La herramienta tecnológica, basada en sistemas de detección, modelos estadísticos y simulaciones, está operativa en fase de pruebas desde el pasado 1 de octubre y ya ha demostrado su capacidad de predicción en sucesos como las inundaciones en el Montsià el pasado 19 de octubre, donde se pudo cortar a tiempo carreteras como la N-340 y limitar la movilidad para evitar accesos a áreas inundadas. “Más que reaccionar cuando ocurre, lo que permitirá es anticiparnos para minimizar los daños”, afirma Delgado.

Avisos más rápidos

La información que genere ha de permitir una alerta más rápida a los servicios de emergencia locales, que son los que en última instancia, cortan una carretera, desvían los vehículos hacia rutas menos peligrosas o avisan a los puntos más vulnerables, como las infraestructuras críticas (hospitales, centrales eléctricas, operadores de comunicaciones, escuelas, industrias...). También hay acuerdos con el Consell d’Empreses Distribuidores d’Alimentació de Catalunya (CEDAC), cuyos camiones son susceptibles de quedar atrapados en las carreteras, o cámpings que están situados en zonas inundables.

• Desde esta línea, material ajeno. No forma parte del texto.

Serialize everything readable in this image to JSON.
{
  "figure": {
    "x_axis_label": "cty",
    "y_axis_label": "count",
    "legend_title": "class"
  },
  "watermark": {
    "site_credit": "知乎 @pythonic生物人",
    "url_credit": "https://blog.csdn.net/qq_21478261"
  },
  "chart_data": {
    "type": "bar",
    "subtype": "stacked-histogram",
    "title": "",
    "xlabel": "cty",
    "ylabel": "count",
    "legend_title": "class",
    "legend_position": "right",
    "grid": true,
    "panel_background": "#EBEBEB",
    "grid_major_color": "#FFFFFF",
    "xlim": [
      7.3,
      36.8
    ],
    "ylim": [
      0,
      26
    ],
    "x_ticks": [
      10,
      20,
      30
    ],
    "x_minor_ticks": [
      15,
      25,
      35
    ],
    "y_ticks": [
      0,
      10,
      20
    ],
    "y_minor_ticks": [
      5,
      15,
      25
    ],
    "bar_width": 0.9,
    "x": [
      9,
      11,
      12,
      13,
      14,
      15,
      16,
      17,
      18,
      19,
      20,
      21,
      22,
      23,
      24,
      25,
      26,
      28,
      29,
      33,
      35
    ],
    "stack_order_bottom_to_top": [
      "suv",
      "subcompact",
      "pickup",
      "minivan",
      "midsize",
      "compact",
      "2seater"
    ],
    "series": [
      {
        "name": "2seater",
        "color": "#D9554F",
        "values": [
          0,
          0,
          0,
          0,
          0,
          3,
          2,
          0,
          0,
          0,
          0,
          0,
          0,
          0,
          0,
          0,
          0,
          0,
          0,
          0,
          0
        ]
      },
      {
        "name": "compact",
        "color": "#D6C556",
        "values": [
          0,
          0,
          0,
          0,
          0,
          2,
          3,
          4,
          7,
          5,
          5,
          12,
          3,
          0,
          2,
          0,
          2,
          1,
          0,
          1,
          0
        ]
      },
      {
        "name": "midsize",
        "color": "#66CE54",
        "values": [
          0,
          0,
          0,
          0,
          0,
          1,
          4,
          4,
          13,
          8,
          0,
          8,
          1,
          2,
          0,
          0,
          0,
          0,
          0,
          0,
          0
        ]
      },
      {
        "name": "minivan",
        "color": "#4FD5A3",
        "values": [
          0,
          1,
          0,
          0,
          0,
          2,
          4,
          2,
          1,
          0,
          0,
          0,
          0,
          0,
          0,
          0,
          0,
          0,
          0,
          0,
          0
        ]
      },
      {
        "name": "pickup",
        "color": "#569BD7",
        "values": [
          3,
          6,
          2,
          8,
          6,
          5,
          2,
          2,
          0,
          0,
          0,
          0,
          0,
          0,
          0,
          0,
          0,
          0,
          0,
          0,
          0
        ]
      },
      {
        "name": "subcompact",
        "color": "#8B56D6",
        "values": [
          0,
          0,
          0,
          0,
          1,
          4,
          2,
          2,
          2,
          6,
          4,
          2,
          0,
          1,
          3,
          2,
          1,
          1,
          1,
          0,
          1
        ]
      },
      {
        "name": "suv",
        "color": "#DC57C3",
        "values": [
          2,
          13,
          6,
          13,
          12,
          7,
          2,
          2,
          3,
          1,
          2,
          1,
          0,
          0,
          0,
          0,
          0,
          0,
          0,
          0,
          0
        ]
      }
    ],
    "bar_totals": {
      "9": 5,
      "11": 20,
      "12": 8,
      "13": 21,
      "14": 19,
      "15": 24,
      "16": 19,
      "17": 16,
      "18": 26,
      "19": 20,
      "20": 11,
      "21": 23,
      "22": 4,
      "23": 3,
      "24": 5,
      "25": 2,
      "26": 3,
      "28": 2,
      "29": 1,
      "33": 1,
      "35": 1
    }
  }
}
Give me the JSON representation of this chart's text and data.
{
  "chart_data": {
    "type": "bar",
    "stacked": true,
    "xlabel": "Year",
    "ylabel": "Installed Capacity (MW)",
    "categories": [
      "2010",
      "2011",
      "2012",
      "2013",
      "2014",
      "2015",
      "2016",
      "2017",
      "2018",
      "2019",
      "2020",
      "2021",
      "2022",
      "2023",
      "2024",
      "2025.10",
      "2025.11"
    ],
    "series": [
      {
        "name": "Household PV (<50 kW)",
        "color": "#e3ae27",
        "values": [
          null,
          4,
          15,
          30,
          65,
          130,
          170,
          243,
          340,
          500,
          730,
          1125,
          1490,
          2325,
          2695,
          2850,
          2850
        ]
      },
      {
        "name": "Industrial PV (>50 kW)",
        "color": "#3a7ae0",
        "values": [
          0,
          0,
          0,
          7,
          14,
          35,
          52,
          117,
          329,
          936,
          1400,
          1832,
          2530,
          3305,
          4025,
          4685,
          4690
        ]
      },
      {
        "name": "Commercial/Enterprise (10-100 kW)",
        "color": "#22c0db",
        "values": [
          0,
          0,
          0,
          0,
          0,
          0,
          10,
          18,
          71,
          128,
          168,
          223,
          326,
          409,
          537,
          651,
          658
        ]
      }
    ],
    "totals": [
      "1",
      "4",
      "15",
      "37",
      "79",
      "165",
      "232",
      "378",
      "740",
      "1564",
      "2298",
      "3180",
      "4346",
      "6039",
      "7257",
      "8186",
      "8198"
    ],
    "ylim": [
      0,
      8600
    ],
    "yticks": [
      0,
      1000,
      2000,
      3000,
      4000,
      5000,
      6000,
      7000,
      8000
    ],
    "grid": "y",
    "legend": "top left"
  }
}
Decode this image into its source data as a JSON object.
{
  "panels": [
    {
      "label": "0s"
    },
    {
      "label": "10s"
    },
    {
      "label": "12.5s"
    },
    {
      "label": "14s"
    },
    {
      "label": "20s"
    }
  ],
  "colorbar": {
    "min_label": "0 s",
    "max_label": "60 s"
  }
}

Los responsables trabajan con márgenes de unas dos horas de aviso, “suficiente para cortar una carretera, escaso para una evacuación masiva”, afirmó el conseller de Interior, Miquel Buch.  

El sistema actúa incorporando datos desde distintas fuentes: el Servei Meteorològic de Catalunya, la Agència Catalana de l’Aigua, Aemet, Confederación Hidrográfica del Ebro, sensores desplegados en el territorio, llamadas al 112, información de tráfico y hasta mensajes de Twitter, que permiten detectar alertas tempranas de incidencias gracias a algoritmos que trazan modelos estadísticos predictivos. La A4CAT se aplicará primero en inundaciones, sequías, olas de calor y vendavales, y próximamente en incendios forestales y nevadas. “Jugamos siempre con la incertidumbre pero la probabilidad de generar falsas alarmas es más baja”, recuerda Delgado.

En el proyecto, financiado por la Comisión Europea, participan hasta 34 organizaciones de 11 países de distintos ámbitos, desde la universidad, las administraciones públicas y las empresas. En Finlandia, donde aplicarán el modelo a la caída de árboles que pueden afectar a conducciones de energía; en Italia, a alertas a escuelas situadas en zonas inundables. Está en estudio cómo llevar estas alertas a los ciudadanos.  Protección Civil también está desarrollando el modelo para el resto de España.